Thursday, June 5, 2014

Livin' on Chicken Noodle Soup and Wine

BTB's summer series, Poetry in Locomotion, begins today. We'll be rooting around (and underground) for poems for the MTA's Poetry in Motion series. There'll also some detours, but no derailments, we hope, for poems that celebrate (or excreate) the experience of being a subway rider. Thanks to onemorefoldedsunset for the idea!

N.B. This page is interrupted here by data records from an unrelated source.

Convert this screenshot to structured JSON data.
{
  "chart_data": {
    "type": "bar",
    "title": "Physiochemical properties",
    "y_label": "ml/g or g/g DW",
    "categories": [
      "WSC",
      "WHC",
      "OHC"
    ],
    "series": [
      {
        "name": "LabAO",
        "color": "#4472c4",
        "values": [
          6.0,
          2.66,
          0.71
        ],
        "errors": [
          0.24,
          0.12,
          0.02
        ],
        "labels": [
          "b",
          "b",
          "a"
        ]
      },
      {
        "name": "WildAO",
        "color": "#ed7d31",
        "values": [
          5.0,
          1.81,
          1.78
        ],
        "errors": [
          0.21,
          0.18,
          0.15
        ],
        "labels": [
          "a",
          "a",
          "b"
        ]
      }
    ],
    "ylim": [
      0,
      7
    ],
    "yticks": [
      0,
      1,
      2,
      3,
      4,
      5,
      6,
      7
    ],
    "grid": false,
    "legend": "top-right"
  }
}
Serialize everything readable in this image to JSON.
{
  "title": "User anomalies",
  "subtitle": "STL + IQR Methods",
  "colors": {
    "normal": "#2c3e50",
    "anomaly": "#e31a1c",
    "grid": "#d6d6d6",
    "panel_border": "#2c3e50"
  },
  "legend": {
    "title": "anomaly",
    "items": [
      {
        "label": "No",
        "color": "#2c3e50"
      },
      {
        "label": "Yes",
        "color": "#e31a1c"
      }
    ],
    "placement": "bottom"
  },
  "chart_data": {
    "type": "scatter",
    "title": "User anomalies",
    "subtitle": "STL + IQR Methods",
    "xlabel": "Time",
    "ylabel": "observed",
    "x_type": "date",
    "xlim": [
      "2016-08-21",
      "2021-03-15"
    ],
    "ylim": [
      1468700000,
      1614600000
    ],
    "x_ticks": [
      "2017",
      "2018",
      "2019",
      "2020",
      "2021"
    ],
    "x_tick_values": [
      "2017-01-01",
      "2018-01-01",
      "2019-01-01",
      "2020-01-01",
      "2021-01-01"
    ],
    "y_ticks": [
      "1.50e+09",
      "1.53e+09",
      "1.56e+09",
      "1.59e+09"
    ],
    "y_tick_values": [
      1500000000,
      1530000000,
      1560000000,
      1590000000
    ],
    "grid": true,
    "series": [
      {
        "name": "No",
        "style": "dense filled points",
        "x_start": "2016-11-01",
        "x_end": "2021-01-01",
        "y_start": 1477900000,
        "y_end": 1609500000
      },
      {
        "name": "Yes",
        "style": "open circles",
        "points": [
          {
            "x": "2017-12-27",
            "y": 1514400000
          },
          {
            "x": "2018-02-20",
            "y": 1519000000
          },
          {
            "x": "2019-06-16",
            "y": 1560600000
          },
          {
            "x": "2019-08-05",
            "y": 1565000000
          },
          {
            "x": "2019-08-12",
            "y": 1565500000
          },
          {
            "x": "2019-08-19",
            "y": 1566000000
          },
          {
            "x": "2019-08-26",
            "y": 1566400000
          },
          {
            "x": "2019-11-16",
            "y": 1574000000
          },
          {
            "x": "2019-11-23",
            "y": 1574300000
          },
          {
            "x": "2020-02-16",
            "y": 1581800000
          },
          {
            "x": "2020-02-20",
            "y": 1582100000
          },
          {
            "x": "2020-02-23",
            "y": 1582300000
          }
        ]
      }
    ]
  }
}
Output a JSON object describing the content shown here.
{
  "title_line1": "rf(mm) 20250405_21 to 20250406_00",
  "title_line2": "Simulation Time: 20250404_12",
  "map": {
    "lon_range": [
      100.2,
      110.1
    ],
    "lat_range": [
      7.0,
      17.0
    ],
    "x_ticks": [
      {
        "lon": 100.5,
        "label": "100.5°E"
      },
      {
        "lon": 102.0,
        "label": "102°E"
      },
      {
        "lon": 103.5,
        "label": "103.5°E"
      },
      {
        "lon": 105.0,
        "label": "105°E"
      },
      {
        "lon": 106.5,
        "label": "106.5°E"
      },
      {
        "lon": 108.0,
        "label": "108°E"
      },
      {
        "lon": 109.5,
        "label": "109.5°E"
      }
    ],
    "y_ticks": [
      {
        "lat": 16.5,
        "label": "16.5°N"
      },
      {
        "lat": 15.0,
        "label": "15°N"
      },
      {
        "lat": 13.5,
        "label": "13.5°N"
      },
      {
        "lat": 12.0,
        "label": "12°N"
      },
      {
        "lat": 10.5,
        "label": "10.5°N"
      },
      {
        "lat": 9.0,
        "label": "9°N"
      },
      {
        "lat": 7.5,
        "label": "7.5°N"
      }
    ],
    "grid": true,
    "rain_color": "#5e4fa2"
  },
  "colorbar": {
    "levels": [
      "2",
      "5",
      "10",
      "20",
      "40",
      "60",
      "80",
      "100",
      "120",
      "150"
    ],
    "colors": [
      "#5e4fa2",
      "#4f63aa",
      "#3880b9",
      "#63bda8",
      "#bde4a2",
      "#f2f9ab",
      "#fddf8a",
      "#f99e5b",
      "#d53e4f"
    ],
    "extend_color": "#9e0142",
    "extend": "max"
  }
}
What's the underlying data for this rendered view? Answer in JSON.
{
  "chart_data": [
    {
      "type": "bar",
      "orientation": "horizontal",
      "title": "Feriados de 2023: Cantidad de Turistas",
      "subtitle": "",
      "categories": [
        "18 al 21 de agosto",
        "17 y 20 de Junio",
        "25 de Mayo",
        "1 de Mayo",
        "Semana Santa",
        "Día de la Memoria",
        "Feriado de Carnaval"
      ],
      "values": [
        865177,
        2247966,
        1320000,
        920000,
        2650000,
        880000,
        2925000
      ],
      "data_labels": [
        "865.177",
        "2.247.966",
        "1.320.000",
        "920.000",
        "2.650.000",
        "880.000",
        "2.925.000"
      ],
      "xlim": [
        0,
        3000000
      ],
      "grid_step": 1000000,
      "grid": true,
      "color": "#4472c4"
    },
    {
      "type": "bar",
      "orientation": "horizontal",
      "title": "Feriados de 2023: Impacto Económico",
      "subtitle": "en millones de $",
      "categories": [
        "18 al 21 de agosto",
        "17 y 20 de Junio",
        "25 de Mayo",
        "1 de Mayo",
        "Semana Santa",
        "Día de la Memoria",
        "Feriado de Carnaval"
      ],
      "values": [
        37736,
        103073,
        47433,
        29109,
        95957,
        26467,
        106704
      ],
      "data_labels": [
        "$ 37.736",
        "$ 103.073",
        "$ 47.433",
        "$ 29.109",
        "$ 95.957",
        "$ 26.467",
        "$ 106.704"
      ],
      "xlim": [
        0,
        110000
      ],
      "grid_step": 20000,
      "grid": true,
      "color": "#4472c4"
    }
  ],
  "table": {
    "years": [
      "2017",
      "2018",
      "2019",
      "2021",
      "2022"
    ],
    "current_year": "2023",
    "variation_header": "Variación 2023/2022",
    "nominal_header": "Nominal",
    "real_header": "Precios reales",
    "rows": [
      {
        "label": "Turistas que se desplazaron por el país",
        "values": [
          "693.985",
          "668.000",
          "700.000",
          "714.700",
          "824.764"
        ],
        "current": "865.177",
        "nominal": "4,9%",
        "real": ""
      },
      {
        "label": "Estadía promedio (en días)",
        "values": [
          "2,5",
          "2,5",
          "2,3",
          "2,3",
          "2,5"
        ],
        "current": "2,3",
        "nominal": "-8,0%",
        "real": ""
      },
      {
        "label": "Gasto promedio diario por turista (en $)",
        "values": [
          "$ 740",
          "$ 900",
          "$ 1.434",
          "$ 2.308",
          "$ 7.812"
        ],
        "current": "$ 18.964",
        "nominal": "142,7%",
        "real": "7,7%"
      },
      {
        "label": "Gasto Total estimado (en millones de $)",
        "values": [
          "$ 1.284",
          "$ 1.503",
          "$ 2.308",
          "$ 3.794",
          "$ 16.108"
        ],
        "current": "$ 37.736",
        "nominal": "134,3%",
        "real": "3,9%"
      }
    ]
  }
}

As part of my research for the series, I asked a few people if they read the MTA's Poetry in Motion poems while riding the subway. A waitress in a cafe on East Broadway said she always enjoyed them. When I asked if she remembered any, she said, "Maybe the one about chicken noodle soup."
(Art: Amy Bennett, Heydays)
The closest I could find on the MTA's Poetry in Motion website is "The Good Life," by Tracy K. Smith (b. 1974):

While some people speak about money
They speak as if it were a mysterious lover
Who went out to buy milk and never
Came back, and it makes me nostalgic
For the years I lived on coffee and bread,
Hungry all the time, walking to work on payday
Like a woman journeying for water
From a village without a well, then living
One or two nights like everyone else
On roast chicken and red wine.

A nice poem, even if it is missing the noodles and the soup. But we can do better.

1 comment:

  1. I suspect the waitress of faking it.

    Tracy's poem isn't bad, though feeling nostalgic about not having any money is an emotion rarely indulged by those who don't have any money.

    "Ah, the good old days... how much I loved the Top Ramen for breakfast, Top Ramen for lunch, and Top Ramen for dinner!"